Now insert your password with the name you configured.

$ pass insert jira.example.com/myuser

You probably want to setup gpg-agent so that you don't have to type in your gpg passphrase all the time. You can get gpg-agent to automatically start by adding something like this to your $HOME/.bashrc

if [ -f $HOME/.gpg-agent-info ]; then
    . $HOME/.gpg-agent-info
    export GPG_AGENT_INFO
fi

if [ ! -f $HOME/.gpg-agent.conf ]; then
  cat <<EOM >$HOME/.gpg-agent.conf
default-cache-ttl 604800
max-cache-ttl 604800
default-cache-ttl-ssh 604800
max-cache-ttl-ssh 604800
EOM
fi

if [ -n "${GPG_AGENT_INFO}" ]; then
    nc  -U "${GPG_AGENT_INFO%%:*}" >/dev/null </dev/null
    if [ ! -S "${GPG_AGENT_INFO%%:*}" -o $? != 0 ]; then
        # set passphrase cache so I only have to type my passphrase once a day
        eval $(gpg-agent --options $HOME/.gpg-agent.conf --daemon --write-env-file $HOME/.gpg-agent-info --use-standard-socket --log-file $HOME/tmp/gpg-agent.log --verbose)
    fi
fi
export GPG_TTY=$(tty)

gopass password source

There is also the possibility to use gopass as a password source. gopass (like pass) uses gpg to encrypt/decrypt passwords. To use gopass for password storagte and retrieval via go-jira just add this configuration to $HOME/.jira.d/config.yml:

password-source: gopass
password-name: jira.example.com/myuser

For this to work, you need a working gopass installation.

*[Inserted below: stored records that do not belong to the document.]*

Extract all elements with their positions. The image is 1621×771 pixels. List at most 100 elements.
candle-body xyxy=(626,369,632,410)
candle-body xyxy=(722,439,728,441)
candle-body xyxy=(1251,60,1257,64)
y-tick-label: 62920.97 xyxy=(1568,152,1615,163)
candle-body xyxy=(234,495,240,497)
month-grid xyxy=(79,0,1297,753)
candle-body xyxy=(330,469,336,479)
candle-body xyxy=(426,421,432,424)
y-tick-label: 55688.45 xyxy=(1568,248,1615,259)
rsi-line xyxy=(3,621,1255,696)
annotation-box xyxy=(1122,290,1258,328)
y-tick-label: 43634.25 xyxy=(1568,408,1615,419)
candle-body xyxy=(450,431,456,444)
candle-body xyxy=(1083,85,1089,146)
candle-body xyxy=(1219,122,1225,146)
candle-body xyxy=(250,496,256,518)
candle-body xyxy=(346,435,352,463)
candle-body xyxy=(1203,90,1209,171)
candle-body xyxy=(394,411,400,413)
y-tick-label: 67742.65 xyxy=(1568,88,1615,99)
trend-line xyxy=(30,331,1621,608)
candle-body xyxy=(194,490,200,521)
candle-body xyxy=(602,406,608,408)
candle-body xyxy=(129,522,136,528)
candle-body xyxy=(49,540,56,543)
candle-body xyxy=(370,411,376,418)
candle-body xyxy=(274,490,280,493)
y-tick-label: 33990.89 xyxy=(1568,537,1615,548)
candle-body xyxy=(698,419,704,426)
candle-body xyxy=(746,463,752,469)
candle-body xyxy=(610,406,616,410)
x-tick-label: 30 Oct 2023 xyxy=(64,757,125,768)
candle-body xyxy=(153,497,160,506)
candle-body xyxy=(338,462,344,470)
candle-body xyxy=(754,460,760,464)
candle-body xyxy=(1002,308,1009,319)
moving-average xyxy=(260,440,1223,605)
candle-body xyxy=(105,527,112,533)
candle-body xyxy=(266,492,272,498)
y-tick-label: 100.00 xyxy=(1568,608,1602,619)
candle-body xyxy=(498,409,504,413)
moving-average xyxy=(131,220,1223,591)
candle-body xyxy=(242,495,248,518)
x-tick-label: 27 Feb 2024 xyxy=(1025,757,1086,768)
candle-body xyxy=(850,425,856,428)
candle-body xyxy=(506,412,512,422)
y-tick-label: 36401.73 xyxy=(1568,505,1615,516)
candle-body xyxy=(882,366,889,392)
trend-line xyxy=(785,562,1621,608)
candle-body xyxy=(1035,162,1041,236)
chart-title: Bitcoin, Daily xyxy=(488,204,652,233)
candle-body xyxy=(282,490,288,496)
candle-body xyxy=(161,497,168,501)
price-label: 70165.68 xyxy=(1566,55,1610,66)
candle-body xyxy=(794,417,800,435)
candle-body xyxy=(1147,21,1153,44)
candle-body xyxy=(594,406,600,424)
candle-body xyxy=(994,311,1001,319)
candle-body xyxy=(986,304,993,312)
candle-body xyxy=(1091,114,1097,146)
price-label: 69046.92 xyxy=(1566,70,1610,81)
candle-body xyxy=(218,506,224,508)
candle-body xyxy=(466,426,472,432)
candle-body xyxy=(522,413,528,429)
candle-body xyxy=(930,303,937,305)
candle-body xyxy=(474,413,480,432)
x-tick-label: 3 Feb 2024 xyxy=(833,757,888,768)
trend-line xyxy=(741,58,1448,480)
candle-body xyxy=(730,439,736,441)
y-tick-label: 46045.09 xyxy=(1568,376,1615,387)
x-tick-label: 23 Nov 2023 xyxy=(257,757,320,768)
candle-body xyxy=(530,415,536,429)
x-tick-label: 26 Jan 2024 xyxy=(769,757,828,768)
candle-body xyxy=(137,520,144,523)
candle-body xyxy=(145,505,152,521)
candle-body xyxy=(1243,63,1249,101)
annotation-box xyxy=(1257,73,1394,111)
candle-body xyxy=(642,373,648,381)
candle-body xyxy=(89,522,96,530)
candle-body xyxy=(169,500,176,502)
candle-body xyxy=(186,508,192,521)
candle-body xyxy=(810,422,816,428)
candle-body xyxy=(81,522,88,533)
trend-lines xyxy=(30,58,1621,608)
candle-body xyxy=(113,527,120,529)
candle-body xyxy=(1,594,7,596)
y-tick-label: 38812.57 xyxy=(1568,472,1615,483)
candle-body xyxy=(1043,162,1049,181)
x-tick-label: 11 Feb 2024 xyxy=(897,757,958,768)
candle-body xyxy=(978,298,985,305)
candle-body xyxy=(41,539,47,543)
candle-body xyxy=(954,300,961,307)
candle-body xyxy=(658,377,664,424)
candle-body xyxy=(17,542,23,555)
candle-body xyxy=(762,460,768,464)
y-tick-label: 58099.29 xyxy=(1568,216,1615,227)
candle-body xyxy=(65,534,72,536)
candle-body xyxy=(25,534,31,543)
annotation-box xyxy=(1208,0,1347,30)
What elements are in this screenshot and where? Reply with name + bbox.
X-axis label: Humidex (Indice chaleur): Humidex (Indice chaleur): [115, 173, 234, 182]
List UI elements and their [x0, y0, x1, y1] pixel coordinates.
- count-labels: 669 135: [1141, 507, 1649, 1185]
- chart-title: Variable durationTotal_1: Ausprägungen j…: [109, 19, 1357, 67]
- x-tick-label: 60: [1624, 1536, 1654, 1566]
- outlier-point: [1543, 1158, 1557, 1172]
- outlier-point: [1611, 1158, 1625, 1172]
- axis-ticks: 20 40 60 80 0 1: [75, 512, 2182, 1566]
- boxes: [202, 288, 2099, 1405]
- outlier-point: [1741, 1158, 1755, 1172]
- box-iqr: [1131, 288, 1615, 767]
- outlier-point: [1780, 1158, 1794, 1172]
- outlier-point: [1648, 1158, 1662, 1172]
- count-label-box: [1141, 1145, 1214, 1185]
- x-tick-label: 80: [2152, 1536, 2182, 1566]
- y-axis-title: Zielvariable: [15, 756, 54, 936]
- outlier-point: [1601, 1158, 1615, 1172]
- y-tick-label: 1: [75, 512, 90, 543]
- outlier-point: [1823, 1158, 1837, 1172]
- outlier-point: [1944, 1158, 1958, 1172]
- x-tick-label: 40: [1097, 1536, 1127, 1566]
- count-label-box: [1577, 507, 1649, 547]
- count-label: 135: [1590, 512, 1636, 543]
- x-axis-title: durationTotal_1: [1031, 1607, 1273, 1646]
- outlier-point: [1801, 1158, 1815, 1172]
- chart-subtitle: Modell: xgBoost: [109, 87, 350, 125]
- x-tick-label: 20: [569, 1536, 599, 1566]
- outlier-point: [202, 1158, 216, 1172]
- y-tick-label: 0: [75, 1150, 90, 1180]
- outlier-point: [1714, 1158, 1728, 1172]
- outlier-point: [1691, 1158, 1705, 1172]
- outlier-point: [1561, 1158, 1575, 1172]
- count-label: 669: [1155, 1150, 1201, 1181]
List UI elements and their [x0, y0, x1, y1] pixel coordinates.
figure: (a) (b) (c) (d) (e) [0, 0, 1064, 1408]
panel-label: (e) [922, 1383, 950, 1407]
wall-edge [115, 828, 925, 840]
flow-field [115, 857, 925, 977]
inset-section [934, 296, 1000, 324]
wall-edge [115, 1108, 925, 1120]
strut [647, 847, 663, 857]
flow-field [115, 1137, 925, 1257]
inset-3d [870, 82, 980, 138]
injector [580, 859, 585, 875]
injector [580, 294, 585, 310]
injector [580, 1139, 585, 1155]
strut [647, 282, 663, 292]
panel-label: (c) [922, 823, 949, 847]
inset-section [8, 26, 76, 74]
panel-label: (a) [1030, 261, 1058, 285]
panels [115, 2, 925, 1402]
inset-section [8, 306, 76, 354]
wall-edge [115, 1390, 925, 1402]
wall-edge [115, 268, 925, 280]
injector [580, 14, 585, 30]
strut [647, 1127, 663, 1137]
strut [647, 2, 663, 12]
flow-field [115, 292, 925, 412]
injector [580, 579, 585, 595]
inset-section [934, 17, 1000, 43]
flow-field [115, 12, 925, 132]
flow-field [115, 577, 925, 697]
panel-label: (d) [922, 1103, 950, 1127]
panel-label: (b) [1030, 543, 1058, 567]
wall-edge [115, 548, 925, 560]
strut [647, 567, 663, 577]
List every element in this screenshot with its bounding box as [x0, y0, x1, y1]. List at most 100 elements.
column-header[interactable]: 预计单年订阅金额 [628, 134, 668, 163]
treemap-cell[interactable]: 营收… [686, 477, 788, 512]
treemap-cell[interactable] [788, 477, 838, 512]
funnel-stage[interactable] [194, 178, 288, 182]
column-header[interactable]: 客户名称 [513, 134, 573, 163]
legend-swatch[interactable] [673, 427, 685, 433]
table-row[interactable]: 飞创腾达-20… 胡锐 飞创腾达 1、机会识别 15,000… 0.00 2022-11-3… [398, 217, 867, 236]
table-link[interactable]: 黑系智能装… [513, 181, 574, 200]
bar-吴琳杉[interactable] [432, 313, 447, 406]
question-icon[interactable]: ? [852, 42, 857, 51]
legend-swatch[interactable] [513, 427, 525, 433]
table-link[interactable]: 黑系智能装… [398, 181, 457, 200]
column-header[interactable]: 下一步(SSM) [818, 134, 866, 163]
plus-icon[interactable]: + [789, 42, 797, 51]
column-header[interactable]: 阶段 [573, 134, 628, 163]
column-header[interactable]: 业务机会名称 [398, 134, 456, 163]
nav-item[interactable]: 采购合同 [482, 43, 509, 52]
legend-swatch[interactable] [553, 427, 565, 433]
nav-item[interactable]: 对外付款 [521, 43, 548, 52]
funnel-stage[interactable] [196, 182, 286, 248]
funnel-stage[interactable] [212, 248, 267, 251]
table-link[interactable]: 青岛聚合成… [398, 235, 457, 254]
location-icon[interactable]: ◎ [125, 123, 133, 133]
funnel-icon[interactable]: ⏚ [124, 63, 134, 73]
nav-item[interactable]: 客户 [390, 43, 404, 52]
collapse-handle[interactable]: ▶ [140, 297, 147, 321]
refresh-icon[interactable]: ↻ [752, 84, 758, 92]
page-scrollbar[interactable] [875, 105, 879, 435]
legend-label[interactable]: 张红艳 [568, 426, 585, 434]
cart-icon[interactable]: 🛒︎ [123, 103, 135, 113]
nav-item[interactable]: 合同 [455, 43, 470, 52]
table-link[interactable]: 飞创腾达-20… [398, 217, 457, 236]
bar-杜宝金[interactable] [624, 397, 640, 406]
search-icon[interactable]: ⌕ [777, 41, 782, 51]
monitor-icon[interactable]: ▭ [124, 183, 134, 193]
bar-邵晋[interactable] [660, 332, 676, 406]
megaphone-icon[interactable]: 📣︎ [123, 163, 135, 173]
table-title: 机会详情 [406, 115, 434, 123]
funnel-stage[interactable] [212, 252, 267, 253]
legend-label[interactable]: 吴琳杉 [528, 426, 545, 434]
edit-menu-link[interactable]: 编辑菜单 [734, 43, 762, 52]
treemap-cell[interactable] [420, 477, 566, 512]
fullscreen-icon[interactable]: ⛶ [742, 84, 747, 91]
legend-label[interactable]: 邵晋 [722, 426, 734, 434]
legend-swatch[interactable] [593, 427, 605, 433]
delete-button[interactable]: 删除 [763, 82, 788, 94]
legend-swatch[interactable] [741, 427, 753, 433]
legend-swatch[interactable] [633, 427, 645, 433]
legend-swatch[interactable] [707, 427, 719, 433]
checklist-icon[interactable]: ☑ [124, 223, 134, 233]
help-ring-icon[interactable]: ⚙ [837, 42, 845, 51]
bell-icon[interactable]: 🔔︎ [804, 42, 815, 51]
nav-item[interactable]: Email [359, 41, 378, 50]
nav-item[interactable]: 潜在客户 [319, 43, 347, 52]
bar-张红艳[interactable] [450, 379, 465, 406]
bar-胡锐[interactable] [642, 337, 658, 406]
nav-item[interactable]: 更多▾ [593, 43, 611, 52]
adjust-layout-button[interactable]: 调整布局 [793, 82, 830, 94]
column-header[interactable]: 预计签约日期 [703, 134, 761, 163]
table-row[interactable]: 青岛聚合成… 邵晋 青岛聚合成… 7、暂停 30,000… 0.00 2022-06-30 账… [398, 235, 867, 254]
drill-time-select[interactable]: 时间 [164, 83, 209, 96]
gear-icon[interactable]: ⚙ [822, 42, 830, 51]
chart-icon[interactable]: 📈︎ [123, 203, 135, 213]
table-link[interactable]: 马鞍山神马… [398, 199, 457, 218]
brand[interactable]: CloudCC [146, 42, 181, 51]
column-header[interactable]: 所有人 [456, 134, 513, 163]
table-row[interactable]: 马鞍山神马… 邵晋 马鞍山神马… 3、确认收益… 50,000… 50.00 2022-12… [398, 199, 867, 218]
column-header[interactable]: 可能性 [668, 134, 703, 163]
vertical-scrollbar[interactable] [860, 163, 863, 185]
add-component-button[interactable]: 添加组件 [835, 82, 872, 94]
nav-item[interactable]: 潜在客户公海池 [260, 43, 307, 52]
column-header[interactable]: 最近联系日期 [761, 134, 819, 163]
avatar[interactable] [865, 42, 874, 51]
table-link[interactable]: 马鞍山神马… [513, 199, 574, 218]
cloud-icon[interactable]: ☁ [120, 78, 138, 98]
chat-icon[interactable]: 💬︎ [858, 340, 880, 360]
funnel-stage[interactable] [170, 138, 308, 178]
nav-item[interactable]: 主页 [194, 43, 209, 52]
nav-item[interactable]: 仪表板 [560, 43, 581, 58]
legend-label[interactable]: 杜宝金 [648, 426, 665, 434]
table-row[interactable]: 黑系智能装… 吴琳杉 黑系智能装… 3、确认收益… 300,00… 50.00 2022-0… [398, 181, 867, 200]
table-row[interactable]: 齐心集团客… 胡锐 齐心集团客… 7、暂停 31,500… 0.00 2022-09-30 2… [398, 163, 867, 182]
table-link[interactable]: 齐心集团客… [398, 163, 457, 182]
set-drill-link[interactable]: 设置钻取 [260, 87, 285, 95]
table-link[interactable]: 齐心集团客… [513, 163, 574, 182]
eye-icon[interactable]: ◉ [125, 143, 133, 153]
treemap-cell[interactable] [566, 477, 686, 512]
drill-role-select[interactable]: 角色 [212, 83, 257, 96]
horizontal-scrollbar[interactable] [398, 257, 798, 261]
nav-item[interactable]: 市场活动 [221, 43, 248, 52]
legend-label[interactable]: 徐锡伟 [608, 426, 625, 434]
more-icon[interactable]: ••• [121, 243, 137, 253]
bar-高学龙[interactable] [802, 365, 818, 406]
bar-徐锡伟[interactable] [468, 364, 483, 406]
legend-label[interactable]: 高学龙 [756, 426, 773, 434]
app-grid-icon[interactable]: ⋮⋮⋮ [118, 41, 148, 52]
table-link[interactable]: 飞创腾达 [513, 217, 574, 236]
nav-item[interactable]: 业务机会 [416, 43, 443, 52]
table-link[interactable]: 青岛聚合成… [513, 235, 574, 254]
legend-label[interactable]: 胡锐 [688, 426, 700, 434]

To configure your gpg-agent to cache your gpg passphrase take a look at the pass section of the readme.

stdin password source

When password-source is set to stdin, the jira login command will read from stdin until EOF, and the bytes read will be the used as the password. This is useful if you have some other programmatic method for fetching passwords. For example, if password-generator creates a one-time password and prints it to stdout, you could use it like this.